Getting Paid to Hedge the Gold Miners ETF
August 28, 2013
Dave Pinsen, Portfolio Armor
Although the SPDR Gold Trust ETF (NYSEARCA:GLD) was up close to 1% on Tuesday, shares of the Market Vectors Gold Miners ETF (NYSEARCA:GDX) were down more than 4% on the day. Nevertheless, it was still possible for GDX longs to get paid to hedge their shares as of Tuesday’s close, using the negative cost collar below.
This was the optimal collar*, as of today’s close, to hedge 500 shares of GDX against a >11% drop between today and March 21st, for an investor willing to cap his potential upside at 11% over the same time frame.
As you can see at the bottom of the screen capture below, the net cost of this optimal collar was negative, meaning you would have gotten paid to hedge in this case.
Note that, to be conservative, Portfolio Armor calculated the cost of this hedge by using the bid price of the call leg and the ask price of the put leg. In practice, you can often sell calls for more (at some price between the bid and ask) and buy puts for less (again, at some price between the bid and ask), so, in actuality, an investor opening the optimal collar above would likely have netted more than $10 to do so.

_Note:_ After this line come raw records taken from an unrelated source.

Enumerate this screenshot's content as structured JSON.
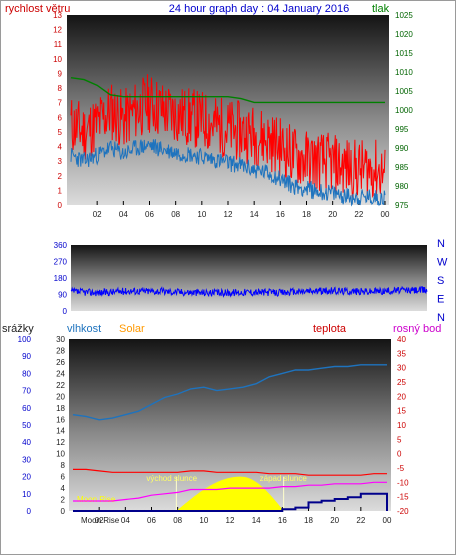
{
  "colors": {
    "wind": "#ff0000",
    "gust": "#ff0000",
    "wind_avg": "#1e73be",
    "pressure": "#008000",
    "direction": "#0000ff",
    "humidity": "#1e73be",
    "temperature": "#ff0000",
    "dewpoint": "#ff00ff",
    "rain": "#00008b",
    "solar": "#ffff00",
    "solar_label": "#ff9900",
    "moon": "#ffff00",
    "title": "#0000cc",
    "tick_red": "#cc0000",
    "tick_green": "#006400",
    "tick_blue": "#0000cc",
    "tick_dark": "#222222",
    "grid": "#000000"
  },
  "chart_data": [
    {
      "type": "line",
      "title": "24 hour graph day : 04 January 2016",
      "left_axis_label": "rychlost větru",
      "right_axis_label": "tlak",
      "x_ticks": [
        "02",
        "04",
        "06",
        "08",
        "10",
        "12",
        "14",
        "16",
        "18",
        "20",
        "22",
        "00"
      ],
      "ylim_left": [
        0,
        13
      ],
      "y_ticks_left": [
        "0",
        "1",
        "2",
        "3",
        "4",
        "5",
        "6",
        "7",
        "8",
        "9",
        "10",
        "11",
        "12",
        "13"
      ],
      "ylim_right": [
        975,
        1025
      ],
      "y_ticks_right": [
        "975",
        "980",
        "985",
        "990",
        "995",
        "1000",
        "1005",
        "1010",
        "1015",
        "1020",
        "1025"
      ],
      "hours": [
        0,
        1,
        2,
        3,
        4,
        5,
        6,
        7,
        8,
        9,
        10,
        11,
        12,
        13,
        14,
        15,
        16,
        17,
        18,
        19,
        20,
        21,
        22,
        23,
        24
      ],
      "series": [
        {
          "key": "gust",
          "values": [
            5.5,
            5.0,
            5.5,
            6.5,
            5.8,
            6.5,
            7.0,
            6.5,
            6.2,
            6.0,
            5.8,
            5.5,
            5.2,
            5.0,
            4.8,
            4.5,
            4.0,
            3.4,
            3.1,
            3.0,
            2.8,
            2.6,
            2.4,
            2.5,
            2.2
          ]
        },
        {
          "key": "wind_avg",
          "values": [
            3.4,
            3.0,
            3.4,
            3.9,
            3.5,
            3.9,
            4.1,
            3.8,
            3.6,
            3.5,
            3.3,
            3.1,
            2.9,
            2.7,
            2.4,
            2.2,
            1.8,
            1.3,
            1.1,
            0.9,
            0.8,
            0.6,
            0.5,
            0.5,
            0.5
          ]
        },
        {
          "key": "pressure",
          "values": [
            1008.5,
            1008.0,
            1006.5,
            1004.0,
            1003.5,
            1003.5,
            1003.5,
            1003.5,
            1003.5,
            1003.5,
            1003.5,
            1003.5,
            1003.5,
            1003.0,
            1002.0,
            1002.0,
            1002.0,
            1002.0,
            1002.0,
            1002.0,
            1002.0,
            1002.0,
            1002.0,
            1002.0,
            1002.0
          ]
        }
      ]
    },
    {
      "type": "line",
      "direction_labels": [
        "N",
        "W",
        "S",
        "E",
        "N"
      ],
      "ylim": [
        0,
        360
      ],
      "y_ticks": [
        "0",
        "90",
        "180",
        "270",
        "360"
      ],
      "hours": [
        0,
        2,
        4,
        6,
        8,
        10,
        12,
        14,
        16,
        18,
        20,
        22,
        24
      ],
      "series": [
        {
          "key": "direction",
          "values": [
            105,
            100,
            110,
            108,
            102,
            98,
            104,
            100,
            108,
            110,
            106,
            112,
            115
          ]
        }
      ]
    },
    {
      "type": "line",
      "labels": {
        "rain": "srážky",
        "humidity": "vlhkost",
        "solar": "Solar",
        "temperature": "teplota",
        "dewpoint": "rosný bod"
      },
      "ylim_rain": [
        0,
        100
      ],
      "y_ticks_rain": [
        "0",
        "10",
        "20",
        "30",
        "40",
        "50",
        "60",
        "70",
        "80",
        "90",
        "100"
      ],
      "ylim_humidity": [
        0,
        30
      ],
      "y_ticks_humidity": [
        "0",
        "2",
        "4",
        "6",
        "8",
        "10",
        "12",
        "14",
        "16",
        "18",
        "20",
        "22",
        "24",
        "26",
        "28",
        "30"
      ],
      "ylim_temp": [
        -20,
        40
      ],
      "y_ticks_temp": [
        "-20",
        "-15",
        "-10",
        "-5",
        "0",
        "5",
        "10",
        "15",
        "20",
        "25",
        "30",
        "35",
        "40"
      ],
      "x_ticks": [
        "02",
        "04",
        "06",
        "08",
        "10",
        "12",
        "14",
        "16",
        "18",
        "20",
        "22",
        "00"
      ],
      "hours": [
        0,
        1,
        2,
        3,
        4,
        5,
        6,
        7,
        8,
        9,
        10,
        11,
        12,
        13,
        14,
        15,
        16,
        17,
        18,
        19,
        20,
        21,
        22,
        23,
        24
      ],
      "series": [
        {
          "key": "humidity",
          "values": [
            56,
            55,
            53,
            54,
            56,
            58,
            62,
            66,
            68,
            71,
            72,
            70,
            71,
            72,
            74,
            78,
            80,
            82,
            82,
            83,
            84,
            84,
            85,
            85,
            85
          ]
        },
        {
          "key": "temperature",
          "values": [
            -5.5,
            -5.5,
            -6.0,
            -6.5,
            -6.5,
            -6.5,
            -6.5,
            -6.5,
            -6.5,
            -6.0,
            -6.0,
            -6.5,
            -6.5,
            -6.5,
            -6.5,
            -7.0,
            -7.0,
            -7.0,
            -7.5,
            -7.5,
            -7.5,
            -7.5,
            -7.5,
            -7.0,
            -7.0
          ]
        },
        {
          "key": "dewpoint",
          "values": [
            -16.5,
            -16.5,
            -16.5,
            -16.5,
            -16.0,
            -15.5,
            -14.5,
            -14.0,
            -13.5,
            -12.5,
            -12.5,
            -12.5,
            -12.0,
            -12.0,
            -12.0,
            -12.0,
            -11.5,
            -11.5,
            -11.0,
            -11.0,
            -10.5,
            -10.5,
            -10.5,
            -10.0,
            -10.0
          ]
        },
        {
          "key": "rain",
          "values": [
            0,
            0,
            0,
            0,
            0,
            0,
            0,
            0,
            0,
            0,
            0,
            0,
            0,
            0,
            0,
            0,
            1,
            2,
            5,
            6,
            7,
            8,
            10,
            10,
            10
          ]
        }
      ],
      "solar_peak_hour": 12.8,
      "solar_peak_value": 6.0,
      "sunrise_hour": 7.9,
      "sunset_hour": 16.1,
      "moon_labels": {
        "rise": "Moon Rise",
        "set": "Moon Rise"
      },
      "sun_labels": {
        "rise": "východ slunce",
        "set": "západ slunce"
      }
    }
  ]
}
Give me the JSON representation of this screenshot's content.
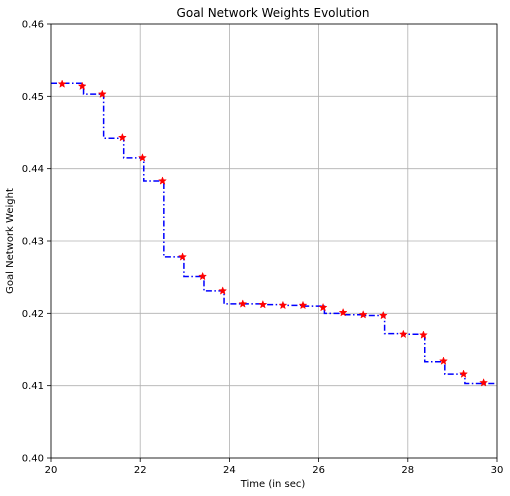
{
  "chart_data": {
    "type": "line",
    "title": "Goal Network Weights Evolution",
    "xlabel": "Time (in sec)",
    "ylabel": "Goal Network Weight",
    "xlim": [
      20,
      30
    ],
    "ylim": [
      0.4,
      0.46
    ],
    "xticks": [
      20,
      22,
      24,
      26,
      28,
      30
    ],
    "yticks": [
      0.4,
      0.41,
      0.42,
      0.43,
      0.44,
      0.45,
      0.46
    ],
    "xtick_labels": [
      "20",
      "22",
      "24",
      "26",
      "28",
      "30"
    ],
    "ytick_labels": [
      "0.40",
      "0.41",
      "0.42",
      "0.43",
      "0.44",
      "0.45",
      "0.46"
    ],
    "grid": true,
    "series": [
      {
        "line_color": "#0000ff",
        "line_style": "dash-dot",
        "marker": "star",
        "marker_color": "#ff0000",
        "step": "post",
        "x_start": 20.0,
        "x_end": 30.0,
        "steps": [
          {
            "x": 20.0,
            "y": 0.4518
          },
          {
            "x": 20.73,
            "y": 0.4503
          },
          {
            "x": 21.18,
            "y": 0.4442
          },
          {
            "x": 21.63,
            "y": 0.4415
          },
          {
            "x": 22.08,
            "y": 0.4383
          },
          {
            "x": 22.53,
            "y": 0.4278
          },
          {
            "x": 22.98,
            "y": 0.4251
          },
          {
            "x": 23.43,
            "y": 0.4231
          },
          {
            "x": 23.88,
            "y": 0.4213
          },
          {
            "x": 24.33,
            "y": 0.4213
          },
          {
            "x": 24.78,
            "y": 0.4212
          },
          {
            "x": 25.23,
            "y": 0.4211
          },
          {
            "x": 25.68,
            "y": 0.421
          },
          {
            "x": 26.13,
            "y": 0.42
          },
          {
            "x": 26.58,
            "y": 0.4198
          },
          {
            "x": 27.03,
            "y": 0.4197
          },
          {
            "x": 27.48,
            "y": 0.4172
          },
          {
            "x": 27.93,
            "y": 0.4171
          },
          {
            "x": 28.38,
            "y": 0.4133
          },
          {
            "x": 28.83,
            "y": 0.4116
          },
          {
            "x": 29.28,
            "y": 0.4103
          }
        ],
        "markers": [
          {
            "x": 20.25,
            "y": 0.4517
          },
          {
            "x": 20.7,
            "y": 0.4514
          },
          {
            "x": 21.15,
            "y": 0.4503
          },
          {
            "x": 21.6,
            "y": 0.4443
          },
          {
            "x": 22.05,
            "y": 0.4415
          },
          {
            "x": 22.5,
            "y": 0.4383
          },
          {
            "x": 22.95,
            "y": 0.4278
          },
          {
            "x": 23.4,
            "y": 0.4251
          },
          {
            "x": 23.85,
            "y": 0.4231
          },
          {
            "x": 24.3,
            "y": 0.4213
          },
          {
            "x": 24.75,
            "y": 0.4212
          },
          {
            "x": 25.2,
            "y": 0.4211
          },
          {
            "x": 25.65,
            "y": 0.4211
          },
          {
            "x": 26.1,
            "y": 0.4208
          },
          {
            "x": 26.55,
            "y": 0.4201
          },
          {
            "x": 27.0,
            "y": 0.4198
          },
          {
            "x": 27.45,
            "y": 0.4197
          },
          {
            "x": 27.9,
            "y": 0.4171
          },
          {
            "x": 28.35,
            "y": 0.417
          },
          {
            "x": 28.8,
            "y": 0.4134
          },
          {
            "x": 29.25,
            "y": 0.4116
          },
          {
            "x": 29.7,
            "y": 0.4104
          }
        ]
      }
    ]
  }
}
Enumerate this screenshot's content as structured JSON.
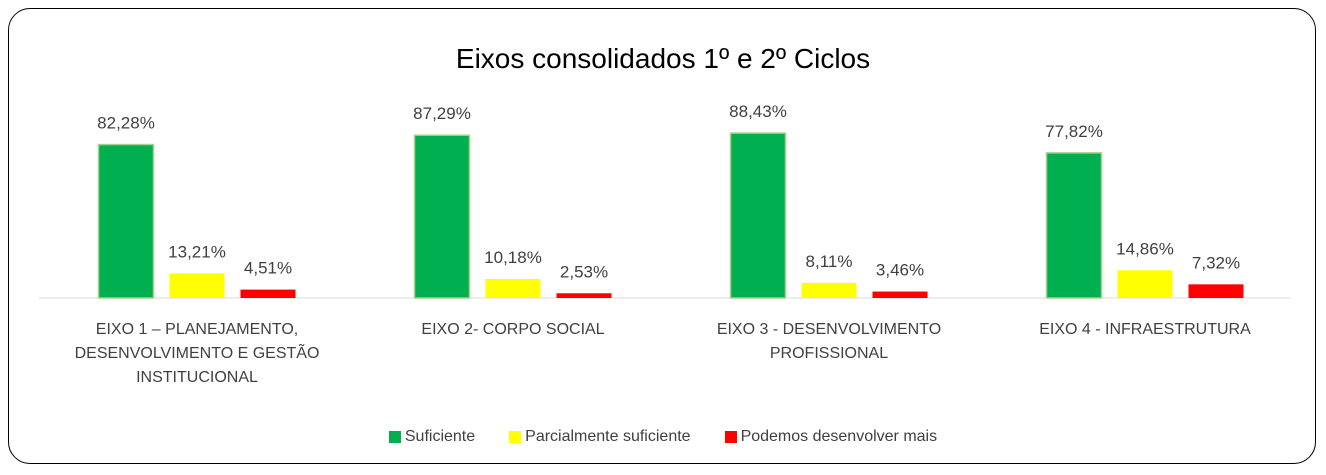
{
  "chart_data": {
    "type": "bar",
    "title": "Eixos consolidados 1º e 2º Ciclos",
    "categories": [
      "EIXO 1 – PLANEJAMENTO, DESENVOLVIMENTO E GESTÃO INSTITUCIONAL",
      "EIXO 2- CORPO SOCIAL",
      "EIXO 3 - DESENVOLVIMENTO PROFISSIONAL",
      "EIXO 4 - INFRAESTRUTURA"
    ],
    "series": [
      {
        "name": "Suficiente",
        "color": "#00b050",
        "values": [
          82.28,
          87.29,
          88.43,
          77.82
        ],
        "value_labels": [
          "82,28%",
          "87,29%",
          "88,43%",
          "77,82%"
        ]
      },
      {
        "name": "Parcialmente suficiente",
        "color": "#ffff00",
        "values": [
          13.21,
          10.18,
          8.11,
          14.86
        ],
        "value_labels": [
          "13,21%",
          "10,18%",
          "8,11%",
          "14,86%"
        ]
      },
      {
        "name": "Podemos desenvolver mais",
        "color": "#ff0000",
        "values": [
          4.51,
          2.53,
          3.46,
          7.32
        ],
        "value_labels": [
          "4,51%",
          "2,53%",
          "3,46%",
          "7,32%"
        ]
      }
    ],
    "ylim": [
      0,
      100
    ],
    "legend": "bottom"
  }
}
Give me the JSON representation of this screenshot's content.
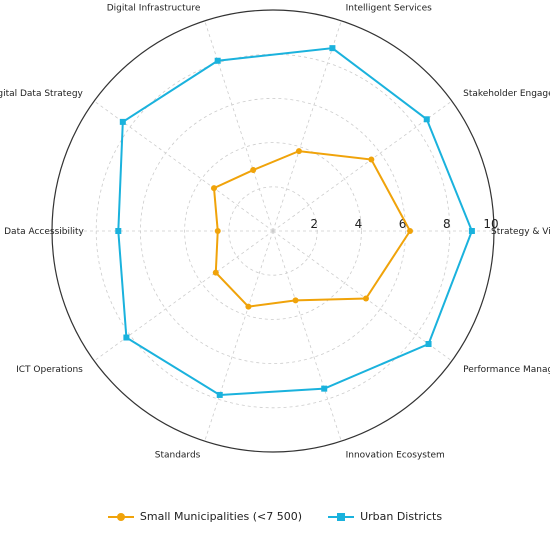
{
  "chart_data": {
    "type": "radar",
    "categories": [
      "Strategy & Vision",
      "Stakeholder Engagement",
      "Intelligent Services",
      "Digital Infrastructure",
      "IT & Digital Data Strategy",
      "Data Accessibility",
      "ICT Operations",
      "Standards",
      "Innovation Ecosystem",
      "Performance Management"
    ],
    "radial_ticks": [
      "2",
      "4",
      "6",
      "8",
      "10"
    ],
    "rlim": [
      0,
      10
    ],
    "grid": true,
    "series": [
      {
        "name": "Small Municipalities (<7 500)",
        "values": [
          6.2,
          5.5,
          3.8,
          2.9,
          3.3,
          2.5,
          3.2,
          3.6,
          3.3,
          5.2
        ],
        "color": "#F0A30A",
        "marker": "circle"
      },
      {
        "name": "Urban Districts",
        "values": [
          9.0,
          8.6,
          8.7,
          8.1,
          8.4,
          7.0,
          8.2,
          7.8,
          7.5,
          8.7
        ],
        "color": "#1AB2DD",
        "marker": "square"
      }
    ],
    "legend_position": "bottom"
  }
}
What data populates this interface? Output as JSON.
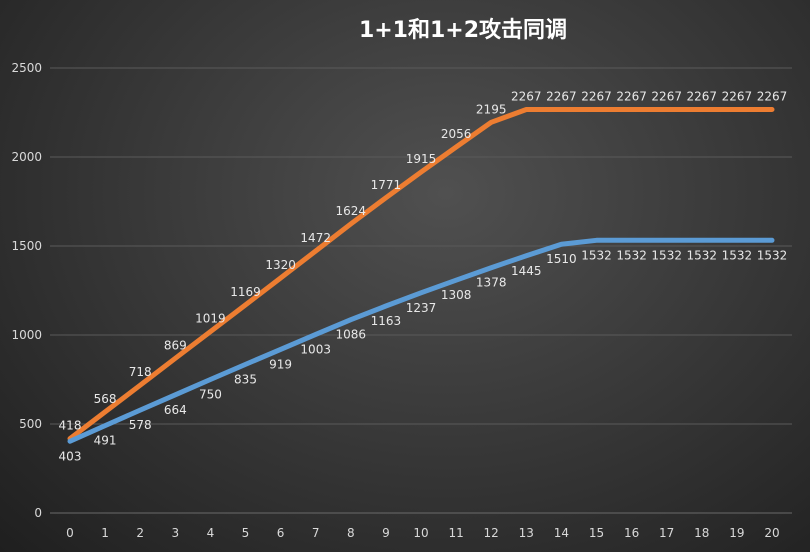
{
  "chart_data": {
    "type": "line",
    "title": "1+1和1+2攻击同调",
    "xlabel": "",
    "ylabel": "",
    "x": [
      0,
      1,
      2,
      3,
      4,
      5,
      6,
      7,
      8,
      9,
      10,
      11,
      12,
      13,
      14,
      15,
      16,
      17,
      18,
      19,
      20
    ],
    "xlim": [
      0,
      20
    ],
    "ylim": [
      0,
      2500
    ],
    "yticks": [
      0,
      500,
      1000,
      1500,
      2000,
      2500
    ],
    "grid": true,
    "legend": "none",
    "series": [
      {
        "name": "orange",
        "color": "#ED7D31",
        "values": [
          418,
          568,
          718,
          869,
          1019,
          1169,
          1320,
          1472,
          1624,
          1771,
          1915,
          2056,
          2195,
          2267,
          2267,
          2267,
          2267,
          2267,
          2267,
          2267,
          2267
        ]
      },
      {
        "name": "blue",
        "color": "#5B9BD5",
        "values": [
          403,
          491,
          578,
          664,
          750,
          835,
          919,
          1003,
          1086,
          1163,
          1237,
          1308,
          1378,
          1445,
          1510,
          1532,
          1532,
          1532,
          1532,
          1532,
          1532
        ]
      }
    ]
  }
}
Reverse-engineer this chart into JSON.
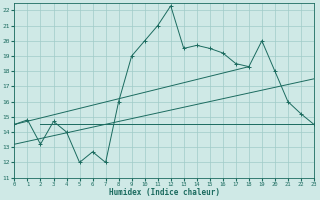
{
  "xlabel": "Humidex (Indice chaleur)",
  "bg_color": "#cfe9e6",
  "grid_color": "#a0ccc8",
  "line_color": "#1b6b5f",
  "xlim": [
    0,
    23
  ],
  "ylim": [
    11,
    22.5
  ],
  "xticks": [
    0,
    1,
    2,
    3,
    4,
    5,
    6,
    7,
    8,
    9,
    10,
    11,
    12,
    13,
    14,
    15,
    16,
    17,
    18,
    19,
    20,
    21,
    22,
    23
  ],
  "yticks": [
    11,
    12,
    13,
    14,
    15,
    16,
    17,
    18,
    19,
    20,
    21,
    22
  ],
  "main_x": [
    0,
    1,
    2,
    3,
    4,
    5,
    6,
    7,
    8,
    9,
    10,
    11,
    12,
    13,
    14,
    15,
    16,
    17,
    18,
    19,
    20,
    21,
    22,
    23
  ],
  "main_y": [
    14.5,
    14.8,
    13.2,
    14.7,
    14.0,
    12.0,
    12.7,
    12.0,
    16.0,
    19.0,
    20.0,
    21.0,
    22.3,
    19.5,
    19.7,
    19.5,
    19.2,
    18.5,
    18.3,
    20.0,
    18.0,
    16.0,
    15.2,
    14.5
  ],
  "line1_x": [
    0,
    18
  ],
  "line1_y": [
    14.5,
    18.3
  ],
  "line2_x": [
    0,
    23
  ],
  "line2_y": [
    13.2,
    17.5
  ],
  "line3_x": [
    2,
    23
  ],
  "line3_y": [
    14.5,
    14.5
  ]
}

Possibly More Protection Than Promised
In some cases, hedges such as the ones above can provide more protection than promised. For a recent example of that, see this post about hedging shares of BlackBerry (Nasdaq:BBRY).
*Optimal collars are the ones that will give you the level of protection you want at the lowest net cost, while not limiting your potential upside by more than you specify. Portfolio Armor uses an algorithm developed in conjunction with a post-doctoral fellow in the financial engineering department at Princeton University to scan for optimal collars.